基于潜在狄利克雷分配算法(LDA)实现长文档主题建模

LDA于2003年由 David Blei, Andrew Ng和 Michael I. Jordan提出，因为模型的简单和有效，掀起了主题模型研究的波浪。LDA（Latent Dirichlet Allocation）主题分析是一种无监督的生成式模型，用于从大规模文本数据中挖掘潜在的主题结构。LDA假设每篇文档是由多个主题混合生成的，而每个主题又是一个词的概率分布。通过分析文档中的词频分布，LDA能够推断出文档的主题分布以及每个主题的关键词。LDA的核心在于其生成过程：文档先从一个Dirichlet分布中抽取主题比例，然后从每个主题中抽取词汇。LDA的无监督特性使其能够自动发现文本数据中的主题，而无需人工标注，广泛应用于文本挖掘、信息检索、推荐系统和学术分析等领域。其结果通常以概率分布的形式呈现，便于用户理解和解释。

方法论

1. 数据预处理

数据预处理是LDA算法中非常重要的一步，它直接影响到模型的准确性和效率。以下是主要的预处理步骤：

分词：将文本分割成单独的词语，这是文本处理的基础。
去除停用词：停用词是指那些在文本中频繁出现但对主题分析没有帮助的词，如“的”、“是”、“了”等。去除停用词可以减少数据量，提高模型的准确性。
词形还原：将词语还原到其基本形式，例如将“running”还原为“run”。这有助于减少词汇的多样性，使模型更容易发现主题。
构建词典：创建一个包含所有唯一词语的词典，用于将文本转换为数值化的表示。
创建语料库：将预处理后的文本转换为词袋模型（Bag-of-Words），其中每个文档被表示为一个词频向量。

2. LDA模型训练

在完成数据预处理后，可以开始训练LDA模型。以下是主要的训练步骤：

设置参数：确定主题数量（num_topics）、迭代次数（passes）、随机种子（random_state）等参数。这些参数对模型的性能和结果有重要影响。
初始化模型：使用gensim库的LdaModel类初始化LDA模型，并传入预处理后的语料库和词典。
训练模型：通过调用模型的train方法开始训练过程。
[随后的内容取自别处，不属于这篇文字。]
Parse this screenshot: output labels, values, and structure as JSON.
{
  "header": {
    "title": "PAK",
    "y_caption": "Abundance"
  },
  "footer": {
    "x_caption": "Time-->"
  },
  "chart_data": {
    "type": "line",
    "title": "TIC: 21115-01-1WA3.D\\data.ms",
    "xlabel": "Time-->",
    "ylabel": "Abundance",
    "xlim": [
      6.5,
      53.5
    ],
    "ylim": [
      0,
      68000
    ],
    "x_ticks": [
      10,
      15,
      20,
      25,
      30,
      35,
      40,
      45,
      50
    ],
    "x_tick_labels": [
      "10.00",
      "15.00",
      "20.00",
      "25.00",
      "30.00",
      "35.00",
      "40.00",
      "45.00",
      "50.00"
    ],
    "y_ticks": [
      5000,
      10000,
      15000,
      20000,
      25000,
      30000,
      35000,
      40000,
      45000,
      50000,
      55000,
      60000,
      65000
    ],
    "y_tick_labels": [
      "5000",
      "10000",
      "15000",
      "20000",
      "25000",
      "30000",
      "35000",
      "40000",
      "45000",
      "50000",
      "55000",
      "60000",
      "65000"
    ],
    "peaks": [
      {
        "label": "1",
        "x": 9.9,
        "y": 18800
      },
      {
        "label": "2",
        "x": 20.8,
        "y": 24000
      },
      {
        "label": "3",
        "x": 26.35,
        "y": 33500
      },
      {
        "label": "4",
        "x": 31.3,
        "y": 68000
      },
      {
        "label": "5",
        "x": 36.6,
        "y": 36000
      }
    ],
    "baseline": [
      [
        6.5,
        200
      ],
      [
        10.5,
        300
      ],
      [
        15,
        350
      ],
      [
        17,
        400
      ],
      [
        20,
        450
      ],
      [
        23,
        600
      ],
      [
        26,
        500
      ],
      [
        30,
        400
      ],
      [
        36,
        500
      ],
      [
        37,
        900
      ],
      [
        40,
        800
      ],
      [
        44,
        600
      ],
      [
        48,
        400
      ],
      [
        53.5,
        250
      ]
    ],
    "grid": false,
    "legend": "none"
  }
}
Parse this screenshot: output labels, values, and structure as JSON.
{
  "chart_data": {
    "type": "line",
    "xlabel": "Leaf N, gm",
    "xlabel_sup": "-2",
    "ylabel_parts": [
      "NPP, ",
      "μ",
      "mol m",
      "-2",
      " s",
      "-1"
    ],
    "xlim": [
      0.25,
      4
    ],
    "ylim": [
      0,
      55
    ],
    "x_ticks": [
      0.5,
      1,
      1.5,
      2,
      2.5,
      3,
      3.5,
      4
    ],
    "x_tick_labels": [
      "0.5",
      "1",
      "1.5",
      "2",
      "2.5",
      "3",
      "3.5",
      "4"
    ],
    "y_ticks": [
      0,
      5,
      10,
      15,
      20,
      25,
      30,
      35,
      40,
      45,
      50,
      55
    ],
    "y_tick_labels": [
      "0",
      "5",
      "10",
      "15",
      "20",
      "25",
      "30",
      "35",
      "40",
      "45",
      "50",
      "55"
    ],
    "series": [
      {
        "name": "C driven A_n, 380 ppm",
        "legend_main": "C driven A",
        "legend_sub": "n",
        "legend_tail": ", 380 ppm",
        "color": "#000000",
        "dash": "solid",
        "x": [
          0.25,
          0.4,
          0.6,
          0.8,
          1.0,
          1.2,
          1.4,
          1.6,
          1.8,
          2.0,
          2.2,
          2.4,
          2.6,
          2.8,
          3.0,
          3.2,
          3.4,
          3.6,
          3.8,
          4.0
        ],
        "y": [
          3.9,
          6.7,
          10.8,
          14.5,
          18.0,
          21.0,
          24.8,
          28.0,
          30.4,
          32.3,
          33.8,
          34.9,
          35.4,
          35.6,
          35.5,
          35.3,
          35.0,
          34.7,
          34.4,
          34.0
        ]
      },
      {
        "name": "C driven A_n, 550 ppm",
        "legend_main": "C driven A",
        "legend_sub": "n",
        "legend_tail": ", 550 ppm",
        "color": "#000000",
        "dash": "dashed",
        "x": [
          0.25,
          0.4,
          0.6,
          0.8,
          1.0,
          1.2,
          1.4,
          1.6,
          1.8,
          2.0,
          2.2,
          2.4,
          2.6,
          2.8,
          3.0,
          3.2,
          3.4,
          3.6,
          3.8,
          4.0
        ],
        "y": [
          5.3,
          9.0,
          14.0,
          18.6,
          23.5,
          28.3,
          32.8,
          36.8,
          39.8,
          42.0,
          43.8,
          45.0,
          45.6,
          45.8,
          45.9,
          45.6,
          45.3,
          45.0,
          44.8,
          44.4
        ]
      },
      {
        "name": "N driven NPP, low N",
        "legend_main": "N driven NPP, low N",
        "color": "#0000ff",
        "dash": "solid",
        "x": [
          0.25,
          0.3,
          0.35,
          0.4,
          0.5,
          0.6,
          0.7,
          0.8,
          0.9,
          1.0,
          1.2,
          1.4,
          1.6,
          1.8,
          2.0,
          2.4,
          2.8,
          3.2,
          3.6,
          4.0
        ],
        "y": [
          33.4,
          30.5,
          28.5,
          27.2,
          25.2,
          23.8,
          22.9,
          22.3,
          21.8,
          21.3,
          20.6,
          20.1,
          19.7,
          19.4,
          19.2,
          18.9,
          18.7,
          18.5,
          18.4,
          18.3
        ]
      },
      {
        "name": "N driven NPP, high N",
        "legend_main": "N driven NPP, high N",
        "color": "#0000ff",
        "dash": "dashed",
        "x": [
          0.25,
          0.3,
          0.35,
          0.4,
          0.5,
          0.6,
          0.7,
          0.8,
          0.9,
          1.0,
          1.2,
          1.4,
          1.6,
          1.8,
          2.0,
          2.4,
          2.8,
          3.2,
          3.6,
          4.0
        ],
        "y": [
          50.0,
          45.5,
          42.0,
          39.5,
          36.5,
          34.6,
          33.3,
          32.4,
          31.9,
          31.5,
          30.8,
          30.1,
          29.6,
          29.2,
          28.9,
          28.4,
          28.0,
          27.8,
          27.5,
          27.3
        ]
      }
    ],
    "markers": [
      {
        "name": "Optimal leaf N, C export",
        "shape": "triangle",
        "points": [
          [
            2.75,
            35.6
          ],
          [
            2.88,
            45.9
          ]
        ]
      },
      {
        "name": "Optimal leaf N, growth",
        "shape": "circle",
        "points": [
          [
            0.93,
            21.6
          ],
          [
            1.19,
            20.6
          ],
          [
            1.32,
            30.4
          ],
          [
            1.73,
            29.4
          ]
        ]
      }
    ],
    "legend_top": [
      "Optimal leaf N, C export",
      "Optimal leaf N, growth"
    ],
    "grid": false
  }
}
在训练过程中，模型会不断调整参数以优化主题分布。
评估模型：使用Coherence值等指标评估模型的质量。Coherence值越高，表示模型的主题分布越合理。

3. 模型评估与优化

计算Coherence值：Coherence值是衡量主题模型质量的一种指标，用于评估主题模型生成的主题是否具有语义一致性。
调整参数：根据Coherence值的结果，调整模型的参数，如主题数量、迭代次数等，以优化模型性能。
可视化：使用pyLDAvis库可视化LDA模型的结果，以更直观地理解主题分布。

4. 预测主题，建立相似性模型

主题分配：将新文本转换为词袋模型，然后使用训练好的LDA模型预测其主题分布。
相似性评估：计算两篇长文档的主题分布的 KL 散度，得出相似性。

Python 实现

实验代码：https://github.com/vortezwohl/novel_similarity

读取文档和停用词表

import os
train_data_path = 'data/train'
test_data_path = 'data/test'
train_file_paths = list()
test_file_paths = list()
skip_files = ['stopwords']

for root, dirs, files in os.walk(train_data_path):
    for file in files:
        if file not in skip_files:
            train_file_paths.append(f'{train_data_path}/{file}')

for root, dirs, files in os.walk(test_data_path):
    for file in files:
        if file not in skip_files:
            test_file_paths.append(f'{test_data_path}/{file}')

train_novels = list[tuple]()
test_novels = list[tuple]()

for file_path in train_file_paths:
    with open(file_path, 'r', encoding='gbk') as _f:
        tmp_novel = _f.read()
        train_novels.append((file_path, tmp_novel))

for file_path in test_file_paths:
    with open(file_path, 'r', encoding='gbk') as _f:
        tmp_novel = _f.read()
        test_novels.append((file_path, tmp_novel))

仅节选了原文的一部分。